The difficulty in internalizing katakana for Anglophones is similar to Kanji for Chinese learners.

For the record, I’m Chinese-American. I’m a native English speaker and I can read Chinese at about a 3rd grade level in Simplified Chinese and speak Mandarin so my perspective is fairly narrow but also a bit unique because I can see both sides of the learning foundation (Kanji knowers vs. Western Anglophones).

I had an epiphany the other day. So you hear very often just how many advantages there are to learning Japanese if you already know Chinese. Some folks have already mentioned here that the challenges are different. It is easier in some ways, but harder in other ways. You have to go from morphing your 1-syllable 1-reading per character system to the multi-syllable multi-readings per Kanji system. But this doesn’t mean that much to a lot of Anglophones because they only see the massive hill that Kanji presents in the first place and can only imagine there’s some huge advantage. There is a huge advantage, I won’t deny, but we’re not here to discuss that.
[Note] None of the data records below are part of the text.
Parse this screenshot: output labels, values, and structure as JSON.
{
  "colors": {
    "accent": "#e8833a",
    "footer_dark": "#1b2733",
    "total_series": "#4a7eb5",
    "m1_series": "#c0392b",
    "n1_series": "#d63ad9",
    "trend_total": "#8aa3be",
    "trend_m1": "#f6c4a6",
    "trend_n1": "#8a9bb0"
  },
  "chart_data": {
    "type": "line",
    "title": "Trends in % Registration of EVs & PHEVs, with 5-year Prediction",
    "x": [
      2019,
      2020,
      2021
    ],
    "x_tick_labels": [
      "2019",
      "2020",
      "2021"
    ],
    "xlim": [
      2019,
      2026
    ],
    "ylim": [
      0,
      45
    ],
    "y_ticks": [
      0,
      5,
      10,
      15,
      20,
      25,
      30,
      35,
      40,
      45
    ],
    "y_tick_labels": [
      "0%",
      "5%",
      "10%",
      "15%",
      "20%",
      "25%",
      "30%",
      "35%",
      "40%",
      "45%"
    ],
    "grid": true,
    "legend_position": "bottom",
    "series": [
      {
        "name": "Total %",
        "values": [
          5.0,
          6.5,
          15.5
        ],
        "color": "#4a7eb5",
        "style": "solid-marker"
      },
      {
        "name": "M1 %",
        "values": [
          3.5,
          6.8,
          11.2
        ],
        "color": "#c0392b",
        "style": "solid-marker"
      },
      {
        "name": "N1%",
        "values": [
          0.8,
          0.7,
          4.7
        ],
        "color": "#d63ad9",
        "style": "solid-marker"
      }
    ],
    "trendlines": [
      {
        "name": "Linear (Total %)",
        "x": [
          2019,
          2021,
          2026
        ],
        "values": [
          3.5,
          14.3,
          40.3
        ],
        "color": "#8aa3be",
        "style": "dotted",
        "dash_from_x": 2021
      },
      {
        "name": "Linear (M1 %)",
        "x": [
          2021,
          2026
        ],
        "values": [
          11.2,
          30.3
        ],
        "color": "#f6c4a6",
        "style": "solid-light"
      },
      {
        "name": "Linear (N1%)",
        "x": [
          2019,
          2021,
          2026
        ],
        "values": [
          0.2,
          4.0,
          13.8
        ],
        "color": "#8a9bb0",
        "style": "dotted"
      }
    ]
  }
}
I had a moment the other day where I was also struggling mightily with katakana readings in passages. My reading crawls to a snail’s pace, and I have to pause to understand what I just read, or skim and guess that first katakana character is relating to some noun I read previously.

Yet the young chinese international students in my college class have absolutely no issues with katakana. When we do readings, they read it and understand it just as quickly as hiragana. I thought about this and saw the parallels.
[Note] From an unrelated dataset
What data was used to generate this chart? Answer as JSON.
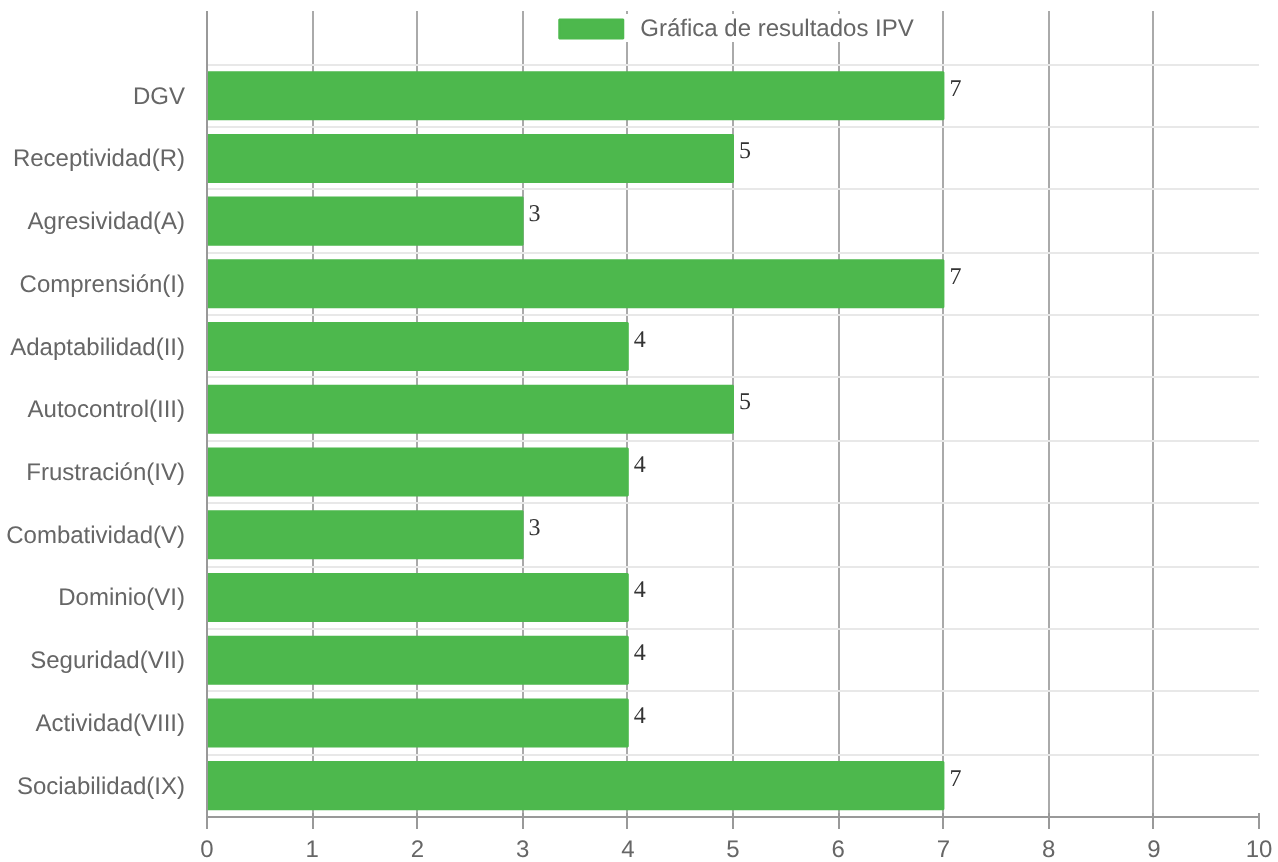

I’ll give an example. This particular passage was about prominent scientists. When you see アインスタイン, do you automatically recognize that as Einstein? Lets be real, your whole life, you’ve been internalizing the Roman alphabet spelling as the representation of this historic person’s last name, and for me, reading Katakana was simplified to a phonetic puzzle of subvocalizing it and trying to piece together what English loan word it’s relating back to. After 1.5 years, I feel like this is a really suboptimal way to learn Katakana. I’m just as bad at it today as I was a year ago. And yet, the native Chinese learners in my class, because their English is only so-so, don’t have all of that baggage, and read and internalize Einstein in its katakana form fairly easily.

But for them, our katakana problem is what they deal with in Kanji.
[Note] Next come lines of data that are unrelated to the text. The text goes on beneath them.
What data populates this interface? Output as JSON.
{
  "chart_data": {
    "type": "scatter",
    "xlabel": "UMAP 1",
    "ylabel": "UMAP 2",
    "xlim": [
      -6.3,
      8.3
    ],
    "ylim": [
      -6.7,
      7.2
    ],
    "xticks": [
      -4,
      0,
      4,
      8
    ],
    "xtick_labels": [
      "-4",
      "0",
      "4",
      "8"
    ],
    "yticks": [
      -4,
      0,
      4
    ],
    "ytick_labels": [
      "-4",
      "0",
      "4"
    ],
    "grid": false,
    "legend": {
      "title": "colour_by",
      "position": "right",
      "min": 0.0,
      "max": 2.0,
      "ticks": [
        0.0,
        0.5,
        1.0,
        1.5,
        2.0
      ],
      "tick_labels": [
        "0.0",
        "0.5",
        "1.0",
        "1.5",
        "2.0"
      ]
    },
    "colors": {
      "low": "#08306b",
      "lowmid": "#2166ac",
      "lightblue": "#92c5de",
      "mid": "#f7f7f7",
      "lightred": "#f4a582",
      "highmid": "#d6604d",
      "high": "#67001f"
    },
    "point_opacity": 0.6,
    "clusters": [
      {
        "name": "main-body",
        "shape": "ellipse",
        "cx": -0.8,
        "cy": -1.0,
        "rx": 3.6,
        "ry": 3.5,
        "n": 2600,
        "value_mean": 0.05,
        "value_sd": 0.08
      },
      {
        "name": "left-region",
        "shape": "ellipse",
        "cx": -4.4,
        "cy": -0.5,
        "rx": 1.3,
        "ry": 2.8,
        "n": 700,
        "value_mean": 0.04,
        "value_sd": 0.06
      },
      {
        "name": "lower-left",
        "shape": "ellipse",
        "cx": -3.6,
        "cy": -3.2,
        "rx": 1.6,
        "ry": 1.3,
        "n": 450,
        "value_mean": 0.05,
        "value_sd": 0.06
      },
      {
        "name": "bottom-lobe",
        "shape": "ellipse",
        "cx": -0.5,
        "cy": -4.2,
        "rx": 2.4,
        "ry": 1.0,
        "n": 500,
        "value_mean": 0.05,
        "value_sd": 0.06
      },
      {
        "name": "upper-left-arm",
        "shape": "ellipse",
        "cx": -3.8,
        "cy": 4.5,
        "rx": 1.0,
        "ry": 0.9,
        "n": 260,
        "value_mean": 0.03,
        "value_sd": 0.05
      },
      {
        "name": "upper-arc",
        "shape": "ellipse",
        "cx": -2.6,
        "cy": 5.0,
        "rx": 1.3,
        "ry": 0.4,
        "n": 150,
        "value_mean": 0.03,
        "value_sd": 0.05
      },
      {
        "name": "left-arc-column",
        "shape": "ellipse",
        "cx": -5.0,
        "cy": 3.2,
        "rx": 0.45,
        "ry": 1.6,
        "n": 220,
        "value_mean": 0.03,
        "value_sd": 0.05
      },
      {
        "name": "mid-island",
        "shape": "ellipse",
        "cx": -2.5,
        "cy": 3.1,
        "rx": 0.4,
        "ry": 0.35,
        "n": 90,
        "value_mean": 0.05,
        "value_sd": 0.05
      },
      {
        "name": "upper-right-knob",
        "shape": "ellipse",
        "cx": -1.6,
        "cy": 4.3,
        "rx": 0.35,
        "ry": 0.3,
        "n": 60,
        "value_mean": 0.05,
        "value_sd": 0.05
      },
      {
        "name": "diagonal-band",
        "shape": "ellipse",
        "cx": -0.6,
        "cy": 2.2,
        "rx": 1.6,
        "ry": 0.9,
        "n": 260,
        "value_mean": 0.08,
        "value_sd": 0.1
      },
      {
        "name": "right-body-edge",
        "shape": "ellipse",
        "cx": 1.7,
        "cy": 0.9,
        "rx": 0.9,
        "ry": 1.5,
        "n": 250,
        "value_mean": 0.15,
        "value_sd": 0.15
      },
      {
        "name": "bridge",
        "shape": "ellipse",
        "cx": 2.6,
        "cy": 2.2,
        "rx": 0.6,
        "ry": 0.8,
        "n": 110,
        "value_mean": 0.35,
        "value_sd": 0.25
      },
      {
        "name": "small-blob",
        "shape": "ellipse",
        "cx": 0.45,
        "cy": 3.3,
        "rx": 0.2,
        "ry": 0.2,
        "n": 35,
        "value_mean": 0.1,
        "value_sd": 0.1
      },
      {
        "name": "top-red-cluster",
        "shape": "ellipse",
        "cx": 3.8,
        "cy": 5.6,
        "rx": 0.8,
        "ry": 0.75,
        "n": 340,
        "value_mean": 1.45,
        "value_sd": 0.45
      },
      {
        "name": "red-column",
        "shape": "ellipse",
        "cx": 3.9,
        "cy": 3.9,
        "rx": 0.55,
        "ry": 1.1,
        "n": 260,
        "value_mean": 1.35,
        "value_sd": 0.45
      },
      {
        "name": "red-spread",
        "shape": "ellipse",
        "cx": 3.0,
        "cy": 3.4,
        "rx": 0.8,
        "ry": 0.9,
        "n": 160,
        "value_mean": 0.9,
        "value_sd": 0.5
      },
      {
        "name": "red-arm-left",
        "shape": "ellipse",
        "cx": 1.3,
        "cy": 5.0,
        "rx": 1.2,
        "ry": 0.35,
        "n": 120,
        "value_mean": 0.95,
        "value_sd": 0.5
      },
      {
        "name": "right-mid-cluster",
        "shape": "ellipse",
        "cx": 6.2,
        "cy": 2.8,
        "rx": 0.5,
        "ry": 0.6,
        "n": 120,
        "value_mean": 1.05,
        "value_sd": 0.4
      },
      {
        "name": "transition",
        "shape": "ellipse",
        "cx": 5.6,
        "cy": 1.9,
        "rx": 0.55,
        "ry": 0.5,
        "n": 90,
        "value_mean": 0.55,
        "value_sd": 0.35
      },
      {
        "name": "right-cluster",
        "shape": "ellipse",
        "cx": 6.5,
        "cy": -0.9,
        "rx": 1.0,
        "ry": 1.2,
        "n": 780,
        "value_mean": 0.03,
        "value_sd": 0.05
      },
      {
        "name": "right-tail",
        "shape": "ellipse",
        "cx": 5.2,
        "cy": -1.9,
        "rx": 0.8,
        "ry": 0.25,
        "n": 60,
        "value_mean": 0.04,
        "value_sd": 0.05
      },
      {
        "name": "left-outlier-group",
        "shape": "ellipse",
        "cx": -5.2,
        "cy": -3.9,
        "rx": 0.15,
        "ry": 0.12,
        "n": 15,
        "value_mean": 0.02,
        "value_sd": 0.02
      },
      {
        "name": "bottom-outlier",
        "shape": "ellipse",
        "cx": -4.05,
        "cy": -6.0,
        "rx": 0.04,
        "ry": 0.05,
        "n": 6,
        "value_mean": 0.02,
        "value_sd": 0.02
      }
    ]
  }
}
Too many characters have similar meanings, that my brain wants badly to take the shortcut. If I see 特別な図書館, I automatically read it as tebie de/na tushuguan. Not tokubetsu na toshokan. The meaning is the same, and I’ve spent 35 years reading it as tushuguan, it’s incredibly hard to get out of the “stop taking shortcuts in your reading” mode. The Chinese learners in my class are always struggling with not being able to keep up with learning the pronunciation and proper readings of words, while still acing tests. Our instructor even said that this is such a common problem that she encourages her Chinese students to read everything out loud and stop whenever they cannot pronounce something.

I’m 1.5 years in, and this has absolutely gotten better since the first months of learning. Common Kanji is well-internalized for me, but new kanji still suffers from this same problem and I have to actively fight it. Since the goal is to learn Japanese in the way that would lead to connecting everything together under one umbrella: the meaning, the pronunciation, and the writing, I try to think of new Kanji as Kanji, and not as Chinese characters with a new reading and pronunciation. It’s still a struggle.

For katakana, the problem is similar, as an English speaker, I need to stop taking shortcuts and actually read the alphabet in a way that would let me internalize the meaning instead of relating it back to English. I’m much worse at this because I didn’t recognize what I was doing until recently.

Anyway, that’s all I got. I’m still relatively new at this so if I’m repeating things everyone already knows sorry about that!